Dua Sekhet, Lady of the Fens, You who awaken to Hapy’s touch — hail and praise to You! May I live; may You give me life!
Permalink
June 19, 2011
Posted in Being Kemetic, Netjeru, Tending the Shrine, Thoughts and Reflections
at 8:37 pm
by Shefyt
I spent a little time outside today, enjoying the dappled sunlight under the trees, the gentle wind, the sweet, green smell of early summer. It’s nearly the solstice, the peak of the Eye of Ra’s presence before She turns toward the south. And although my Mother isn’t the face of the Eye who departs for other regions, Her presence was strong today as well.
As I sat outside, I was thinking and writing in my journal on what my work for Her truly is. My train of thought was inspired by reading Dver’s blog post on mysticism as vocation. I’m one of those who struggle to balance priest work with the demands of being a home owner and having a full-time job. (I don’t have family commitments to further complicate the issue, fortunately, but I do have four rather demanding furry children, in the persons of my cats.) And I often wonder, should I be making other choices? Is it possible to be a real and proper priest under these conditions, when in ancient times being a priest was a full-time vocation? On top of that, I’ve been badly off-kilter the last few months, wrestling with galloping anxiety that’s affected all aspects of my life, to the point where I was barely functional on any level and was seriously considering leaving the priesthood. But somehow I’ve hung on, and with a new therapy program and medication I’m slowly beginning to regain that precarious balance, and to be able to think again about where and how to best put my energy and attention.
What I hold onto is that Bast seems to be satisfied with my service. There are things that She would like me to do, but as far as the more complicated ones are concerned, She appears content to wait until I get other parts of my life sorted out. And as I’m getting better, my ability to hear Her directives has been improving once more — and this time, so has my will and focus to actually follow them! At least this is some progress on the path.
Speaking of the path, what is it, then, that I need to be doing in order to be Her priest? Trance work, spirit work, oracles and prophecy don’t seem to be my primary tasks. I’ve been through an ordeal of late, which has taught me lasting lessons, but my work isn’t the work of ordeals. I’m not the edgewalker, bridging the liminal gap between worlds. I read the blogs of other people, who do perform such functions, and I sigh with relief: This is someone else’s task, not mine. It’s a good feeling to realize that I don’t have to do everything, that there are many ways to serve as there are practitioners, as many as there are Gods.

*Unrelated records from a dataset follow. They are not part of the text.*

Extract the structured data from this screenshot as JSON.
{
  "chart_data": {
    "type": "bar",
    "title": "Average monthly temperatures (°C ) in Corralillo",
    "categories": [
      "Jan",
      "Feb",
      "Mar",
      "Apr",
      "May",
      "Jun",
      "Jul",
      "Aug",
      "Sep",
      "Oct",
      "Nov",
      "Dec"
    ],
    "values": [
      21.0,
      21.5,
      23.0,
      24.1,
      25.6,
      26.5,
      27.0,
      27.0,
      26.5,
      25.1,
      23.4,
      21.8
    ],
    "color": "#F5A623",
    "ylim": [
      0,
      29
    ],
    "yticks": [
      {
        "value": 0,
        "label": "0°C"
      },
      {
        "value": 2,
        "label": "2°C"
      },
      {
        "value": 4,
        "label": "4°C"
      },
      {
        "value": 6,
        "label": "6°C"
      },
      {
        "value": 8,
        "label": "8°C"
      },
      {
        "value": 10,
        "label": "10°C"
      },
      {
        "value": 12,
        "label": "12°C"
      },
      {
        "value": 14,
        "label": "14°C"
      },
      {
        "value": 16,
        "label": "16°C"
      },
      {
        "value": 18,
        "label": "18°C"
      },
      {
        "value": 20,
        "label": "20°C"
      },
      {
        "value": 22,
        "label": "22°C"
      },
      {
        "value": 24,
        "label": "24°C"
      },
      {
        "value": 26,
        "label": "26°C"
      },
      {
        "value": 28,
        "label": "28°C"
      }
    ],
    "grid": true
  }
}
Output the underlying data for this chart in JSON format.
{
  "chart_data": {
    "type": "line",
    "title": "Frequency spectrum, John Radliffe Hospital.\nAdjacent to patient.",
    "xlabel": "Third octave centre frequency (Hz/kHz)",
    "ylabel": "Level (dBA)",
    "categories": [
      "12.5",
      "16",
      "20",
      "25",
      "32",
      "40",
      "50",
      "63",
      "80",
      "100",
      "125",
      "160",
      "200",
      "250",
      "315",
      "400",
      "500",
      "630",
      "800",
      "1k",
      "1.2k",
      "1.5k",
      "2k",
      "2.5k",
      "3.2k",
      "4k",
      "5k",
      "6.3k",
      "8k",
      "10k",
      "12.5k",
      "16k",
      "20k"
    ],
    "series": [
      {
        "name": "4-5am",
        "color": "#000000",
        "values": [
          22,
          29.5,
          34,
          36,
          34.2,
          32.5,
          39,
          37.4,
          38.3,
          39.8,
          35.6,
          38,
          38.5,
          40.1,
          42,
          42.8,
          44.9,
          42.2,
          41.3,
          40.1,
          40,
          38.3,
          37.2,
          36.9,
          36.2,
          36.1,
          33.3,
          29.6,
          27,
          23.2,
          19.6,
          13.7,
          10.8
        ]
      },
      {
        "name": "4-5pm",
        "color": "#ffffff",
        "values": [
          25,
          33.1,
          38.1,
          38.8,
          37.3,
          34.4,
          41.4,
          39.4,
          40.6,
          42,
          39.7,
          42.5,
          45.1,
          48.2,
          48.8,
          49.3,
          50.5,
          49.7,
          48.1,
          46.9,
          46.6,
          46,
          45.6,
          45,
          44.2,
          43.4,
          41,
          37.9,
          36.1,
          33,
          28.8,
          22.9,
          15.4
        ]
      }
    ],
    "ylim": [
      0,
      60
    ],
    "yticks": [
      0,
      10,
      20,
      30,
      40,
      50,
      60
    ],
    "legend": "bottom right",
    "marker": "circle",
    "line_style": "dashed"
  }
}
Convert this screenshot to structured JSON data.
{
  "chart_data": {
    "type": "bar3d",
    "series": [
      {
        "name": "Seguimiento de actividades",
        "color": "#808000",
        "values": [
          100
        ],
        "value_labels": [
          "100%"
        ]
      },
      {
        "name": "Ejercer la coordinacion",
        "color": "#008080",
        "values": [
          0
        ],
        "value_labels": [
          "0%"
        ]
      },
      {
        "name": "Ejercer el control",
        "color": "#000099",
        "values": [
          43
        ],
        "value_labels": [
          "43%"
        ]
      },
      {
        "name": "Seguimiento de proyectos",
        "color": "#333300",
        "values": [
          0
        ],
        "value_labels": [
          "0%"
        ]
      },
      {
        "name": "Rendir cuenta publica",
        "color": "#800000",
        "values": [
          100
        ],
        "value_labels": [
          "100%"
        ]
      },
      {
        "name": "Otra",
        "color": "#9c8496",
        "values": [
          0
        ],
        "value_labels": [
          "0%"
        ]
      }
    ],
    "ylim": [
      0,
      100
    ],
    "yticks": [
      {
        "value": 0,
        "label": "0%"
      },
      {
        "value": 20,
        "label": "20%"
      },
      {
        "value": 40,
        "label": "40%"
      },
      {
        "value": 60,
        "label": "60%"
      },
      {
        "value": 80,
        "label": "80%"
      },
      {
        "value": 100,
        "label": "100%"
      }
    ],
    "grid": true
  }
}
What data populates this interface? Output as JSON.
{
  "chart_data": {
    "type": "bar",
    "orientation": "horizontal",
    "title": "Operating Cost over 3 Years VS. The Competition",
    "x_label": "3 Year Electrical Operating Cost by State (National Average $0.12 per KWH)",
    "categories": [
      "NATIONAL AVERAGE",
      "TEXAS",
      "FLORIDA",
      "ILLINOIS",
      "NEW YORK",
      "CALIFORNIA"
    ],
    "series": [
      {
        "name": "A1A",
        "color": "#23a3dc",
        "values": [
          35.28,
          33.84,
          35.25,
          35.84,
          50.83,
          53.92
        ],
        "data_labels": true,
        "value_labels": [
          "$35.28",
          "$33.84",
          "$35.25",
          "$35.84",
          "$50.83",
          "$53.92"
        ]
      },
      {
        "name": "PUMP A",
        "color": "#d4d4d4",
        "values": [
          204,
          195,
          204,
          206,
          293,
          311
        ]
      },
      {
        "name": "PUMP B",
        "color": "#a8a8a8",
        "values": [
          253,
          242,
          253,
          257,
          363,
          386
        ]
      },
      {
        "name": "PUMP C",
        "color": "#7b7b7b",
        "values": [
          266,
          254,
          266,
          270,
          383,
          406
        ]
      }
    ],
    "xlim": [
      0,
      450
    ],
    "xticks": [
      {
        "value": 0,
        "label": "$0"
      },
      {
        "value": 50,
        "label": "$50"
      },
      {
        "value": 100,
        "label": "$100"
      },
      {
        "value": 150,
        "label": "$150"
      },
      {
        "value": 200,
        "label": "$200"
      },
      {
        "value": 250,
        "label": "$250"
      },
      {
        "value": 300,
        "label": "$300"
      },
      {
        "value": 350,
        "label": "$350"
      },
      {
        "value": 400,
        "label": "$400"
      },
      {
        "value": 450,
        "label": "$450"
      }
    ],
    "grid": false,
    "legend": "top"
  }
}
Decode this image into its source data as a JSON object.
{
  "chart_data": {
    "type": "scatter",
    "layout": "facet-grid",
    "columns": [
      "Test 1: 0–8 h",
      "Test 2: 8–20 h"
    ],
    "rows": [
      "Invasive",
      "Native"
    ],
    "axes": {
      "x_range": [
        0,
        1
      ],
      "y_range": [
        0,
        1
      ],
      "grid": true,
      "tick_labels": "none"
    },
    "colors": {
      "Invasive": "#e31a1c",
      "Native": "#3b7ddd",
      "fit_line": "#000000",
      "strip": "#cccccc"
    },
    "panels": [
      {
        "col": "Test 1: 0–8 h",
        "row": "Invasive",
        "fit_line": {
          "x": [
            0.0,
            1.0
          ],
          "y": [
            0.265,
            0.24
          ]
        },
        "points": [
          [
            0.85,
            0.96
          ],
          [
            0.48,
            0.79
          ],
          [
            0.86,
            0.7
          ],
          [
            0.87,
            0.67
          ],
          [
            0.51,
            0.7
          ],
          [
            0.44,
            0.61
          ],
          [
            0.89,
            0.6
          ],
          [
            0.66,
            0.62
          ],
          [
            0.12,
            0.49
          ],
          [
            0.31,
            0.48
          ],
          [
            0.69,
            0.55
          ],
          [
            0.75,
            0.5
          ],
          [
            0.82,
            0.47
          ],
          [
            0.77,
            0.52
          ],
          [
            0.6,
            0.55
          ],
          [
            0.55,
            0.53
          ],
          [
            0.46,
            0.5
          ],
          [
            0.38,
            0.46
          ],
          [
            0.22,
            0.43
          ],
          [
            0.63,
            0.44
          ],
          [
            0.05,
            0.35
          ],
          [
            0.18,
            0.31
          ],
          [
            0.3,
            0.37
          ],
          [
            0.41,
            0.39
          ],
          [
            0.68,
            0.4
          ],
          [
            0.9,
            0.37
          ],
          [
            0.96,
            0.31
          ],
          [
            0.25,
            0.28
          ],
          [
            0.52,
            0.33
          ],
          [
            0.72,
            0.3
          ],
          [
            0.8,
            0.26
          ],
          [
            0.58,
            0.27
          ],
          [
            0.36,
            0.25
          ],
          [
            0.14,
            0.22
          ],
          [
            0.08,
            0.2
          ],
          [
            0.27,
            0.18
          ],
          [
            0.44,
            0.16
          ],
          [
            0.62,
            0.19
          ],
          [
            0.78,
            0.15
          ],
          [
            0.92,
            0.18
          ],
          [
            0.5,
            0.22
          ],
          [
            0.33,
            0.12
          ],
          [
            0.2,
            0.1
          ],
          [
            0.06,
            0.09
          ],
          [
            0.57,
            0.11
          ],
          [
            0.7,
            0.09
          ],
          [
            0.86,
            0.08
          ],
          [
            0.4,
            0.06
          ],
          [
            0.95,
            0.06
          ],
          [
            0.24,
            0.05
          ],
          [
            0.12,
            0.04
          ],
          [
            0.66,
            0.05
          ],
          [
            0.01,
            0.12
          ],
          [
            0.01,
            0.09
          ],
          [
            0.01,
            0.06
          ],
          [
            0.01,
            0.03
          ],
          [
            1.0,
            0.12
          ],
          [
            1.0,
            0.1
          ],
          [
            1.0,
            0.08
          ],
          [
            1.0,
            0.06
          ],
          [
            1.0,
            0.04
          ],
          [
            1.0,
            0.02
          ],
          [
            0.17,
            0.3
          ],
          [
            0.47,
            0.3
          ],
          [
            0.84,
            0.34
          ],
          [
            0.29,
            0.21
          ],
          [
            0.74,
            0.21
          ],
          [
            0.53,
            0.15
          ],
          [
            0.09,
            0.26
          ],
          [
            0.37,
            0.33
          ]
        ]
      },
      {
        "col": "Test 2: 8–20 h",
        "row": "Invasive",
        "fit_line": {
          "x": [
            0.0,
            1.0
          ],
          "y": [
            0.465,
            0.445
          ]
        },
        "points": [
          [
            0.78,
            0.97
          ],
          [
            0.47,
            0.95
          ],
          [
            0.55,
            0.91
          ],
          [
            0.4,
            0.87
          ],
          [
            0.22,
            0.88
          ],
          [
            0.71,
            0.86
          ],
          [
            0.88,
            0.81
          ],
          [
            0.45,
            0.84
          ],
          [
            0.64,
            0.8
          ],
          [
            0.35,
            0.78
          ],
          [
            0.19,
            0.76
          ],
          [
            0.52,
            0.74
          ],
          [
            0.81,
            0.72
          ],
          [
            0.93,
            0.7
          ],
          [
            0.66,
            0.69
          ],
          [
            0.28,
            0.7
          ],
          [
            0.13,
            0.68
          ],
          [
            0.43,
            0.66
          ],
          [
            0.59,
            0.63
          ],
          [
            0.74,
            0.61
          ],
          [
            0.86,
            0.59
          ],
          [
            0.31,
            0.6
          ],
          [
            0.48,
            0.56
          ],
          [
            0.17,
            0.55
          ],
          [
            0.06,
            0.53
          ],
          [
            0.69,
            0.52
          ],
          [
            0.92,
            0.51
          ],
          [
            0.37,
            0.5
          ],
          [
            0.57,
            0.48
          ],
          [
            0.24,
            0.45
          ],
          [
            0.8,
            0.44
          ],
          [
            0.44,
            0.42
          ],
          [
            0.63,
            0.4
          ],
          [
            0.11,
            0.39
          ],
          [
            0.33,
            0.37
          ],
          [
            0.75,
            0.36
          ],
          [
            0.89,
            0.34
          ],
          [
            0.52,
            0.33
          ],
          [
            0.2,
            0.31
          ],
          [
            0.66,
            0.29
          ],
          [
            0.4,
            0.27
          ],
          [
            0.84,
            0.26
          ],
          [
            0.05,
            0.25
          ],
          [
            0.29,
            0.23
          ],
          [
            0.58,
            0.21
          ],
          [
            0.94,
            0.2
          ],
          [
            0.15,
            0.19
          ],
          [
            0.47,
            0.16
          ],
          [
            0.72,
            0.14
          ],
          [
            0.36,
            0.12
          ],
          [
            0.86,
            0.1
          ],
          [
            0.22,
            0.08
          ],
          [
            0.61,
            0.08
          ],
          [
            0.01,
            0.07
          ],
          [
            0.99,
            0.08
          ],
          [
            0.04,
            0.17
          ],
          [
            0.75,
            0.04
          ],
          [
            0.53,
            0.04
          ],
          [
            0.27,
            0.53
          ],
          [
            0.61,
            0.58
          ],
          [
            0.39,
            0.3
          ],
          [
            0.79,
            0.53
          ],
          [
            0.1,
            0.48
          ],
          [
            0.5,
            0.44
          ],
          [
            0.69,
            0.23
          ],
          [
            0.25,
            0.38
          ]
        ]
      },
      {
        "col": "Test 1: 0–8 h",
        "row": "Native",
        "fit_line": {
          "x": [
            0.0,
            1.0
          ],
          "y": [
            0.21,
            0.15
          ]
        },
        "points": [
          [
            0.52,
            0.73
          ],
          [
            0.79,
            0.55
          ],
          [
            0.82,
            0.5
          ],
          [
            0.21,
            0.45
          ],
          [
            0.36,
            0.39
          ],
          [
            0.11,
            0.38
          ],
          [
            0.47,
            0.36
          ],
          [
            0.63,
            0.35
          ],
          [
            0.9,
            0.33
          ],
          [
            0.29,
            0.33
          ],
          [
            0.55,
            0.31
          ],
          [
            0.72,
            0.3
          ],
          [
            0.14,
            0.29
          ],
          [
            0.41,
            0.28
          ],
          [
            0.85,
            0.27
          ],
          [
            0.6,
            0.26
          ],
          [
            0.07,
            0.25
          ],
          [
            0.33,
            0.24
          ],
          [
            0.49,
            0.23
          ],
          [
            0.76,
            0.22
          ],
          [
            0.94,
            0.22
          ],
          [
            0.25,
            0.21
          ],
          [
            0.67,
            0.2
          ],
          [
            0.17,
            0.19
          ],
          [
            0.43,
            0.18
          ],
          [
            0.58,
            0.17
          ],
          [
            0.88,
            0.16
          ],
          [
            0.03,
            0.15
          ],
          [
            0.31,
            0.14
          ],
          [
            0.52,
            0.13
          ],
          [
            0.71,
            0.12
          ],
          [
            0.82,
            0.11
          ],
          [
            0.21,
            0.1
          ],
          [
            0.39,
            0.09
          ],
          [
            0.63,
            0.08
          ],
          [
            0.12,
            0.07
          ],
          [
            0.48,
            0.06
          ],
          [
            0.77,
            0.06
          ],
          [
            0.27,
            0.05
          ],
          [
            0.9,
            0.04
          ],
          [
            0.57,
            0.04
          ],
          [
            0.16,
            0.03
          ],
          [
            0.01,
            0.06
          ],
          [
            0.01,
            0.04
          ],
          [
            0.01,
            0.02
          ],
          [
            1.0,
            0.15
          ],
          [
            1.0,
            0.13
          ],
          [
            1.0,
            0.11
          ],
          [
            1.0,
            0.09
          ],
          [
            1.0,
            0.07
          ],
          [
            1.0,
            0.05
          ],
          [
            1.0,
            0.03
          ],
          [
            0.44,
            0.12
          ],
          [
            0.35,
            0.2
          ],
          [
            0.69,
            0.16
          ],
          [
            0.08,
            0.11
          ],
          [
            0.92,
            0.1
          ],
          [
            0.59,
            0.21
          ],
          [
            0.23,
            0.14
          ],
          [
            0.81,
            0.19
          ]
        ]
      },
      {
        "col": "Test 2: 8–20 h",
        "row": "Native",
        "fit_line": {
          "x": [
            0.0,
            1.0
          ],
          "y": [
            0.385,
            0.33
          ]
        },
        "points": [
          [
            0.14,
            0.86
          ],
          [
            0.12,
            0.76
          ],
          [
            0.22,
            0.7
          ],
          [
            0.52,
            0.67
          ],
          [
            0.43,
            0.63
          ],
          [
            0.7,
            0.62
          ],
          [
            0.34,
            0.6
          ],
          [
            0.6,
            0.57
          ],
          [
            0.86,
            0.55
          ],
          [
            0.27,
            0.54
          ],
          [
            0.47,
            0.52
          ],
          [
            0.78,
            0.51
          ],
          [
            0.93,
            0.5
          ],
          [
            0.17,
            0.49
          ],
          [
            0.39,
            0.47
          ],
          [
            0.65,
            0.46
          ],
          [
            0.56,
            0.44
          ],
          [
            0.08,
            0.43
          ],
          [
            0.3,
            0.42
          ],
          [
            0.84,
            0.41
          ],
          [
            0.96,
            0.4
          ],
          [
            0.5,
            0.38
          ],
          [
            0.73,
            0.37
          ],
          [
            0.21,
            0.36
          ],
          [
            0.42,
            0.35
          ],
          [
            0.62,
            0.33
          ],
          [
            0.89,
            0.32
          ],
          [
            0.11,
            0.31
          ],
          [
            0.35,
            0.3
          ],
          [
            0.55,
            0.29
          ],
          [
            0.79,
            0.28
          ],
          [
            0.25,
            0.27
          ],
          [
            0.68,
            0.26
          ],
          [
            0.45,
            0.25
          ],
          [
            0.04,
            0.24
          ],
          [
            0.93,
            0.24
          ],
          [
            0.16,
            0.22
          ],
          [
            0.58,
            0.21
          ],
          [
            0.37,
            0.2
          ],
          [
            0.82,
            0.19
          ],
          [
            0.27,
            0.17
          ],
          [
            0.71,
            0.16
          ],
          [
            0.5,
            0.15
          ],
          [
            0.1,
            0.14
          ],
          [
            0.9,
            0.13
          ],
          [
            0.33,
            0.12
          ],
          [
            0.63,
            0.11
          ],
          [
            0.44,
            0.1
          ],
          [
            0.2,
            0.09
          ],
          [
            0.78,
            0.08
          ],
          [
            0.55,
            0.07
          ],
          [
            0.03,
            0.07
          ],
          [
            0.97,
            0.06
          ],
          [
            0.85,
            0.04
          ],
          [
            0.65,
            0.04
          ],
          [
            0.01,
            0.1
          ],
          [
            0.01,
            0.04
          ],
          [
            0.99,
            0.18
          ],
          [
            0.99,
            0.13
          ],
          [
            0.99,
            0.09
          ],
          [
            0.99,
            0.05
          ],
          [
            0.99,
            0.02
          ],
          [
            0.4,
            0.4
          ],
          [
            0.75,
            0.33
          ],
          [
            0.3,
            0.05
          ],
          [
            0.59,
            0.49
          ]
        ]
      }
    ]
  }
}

So what work does Bast desire of me? Tending this place, my home and Her temple. Making my offerings. Blogging for Her. Lighting candles — bringing the flame into my life, and the sweetness of perfume. Praying for the benefit of others. Bringing Her Name before the ears and eyes of all the people.
The last couple of days, Bast has wanted me to dance in shrine, to be present there in movement and in great joy. This is the most important thing, I think — to move, to live, to love life, to dance to Netjer’s song of creation. And this, I think, I can do — I only have to remember, to open the space in the midst of all the other commitments and complications in my life. If I am truly living, alight with my love for Her and my appreciation of all Her gifts, then I am indeed serving as Her priest. In fact, I can do nothing else.
O Bast, may I live, may I dance for You, may I serve as Your priest in Your temple, now and always!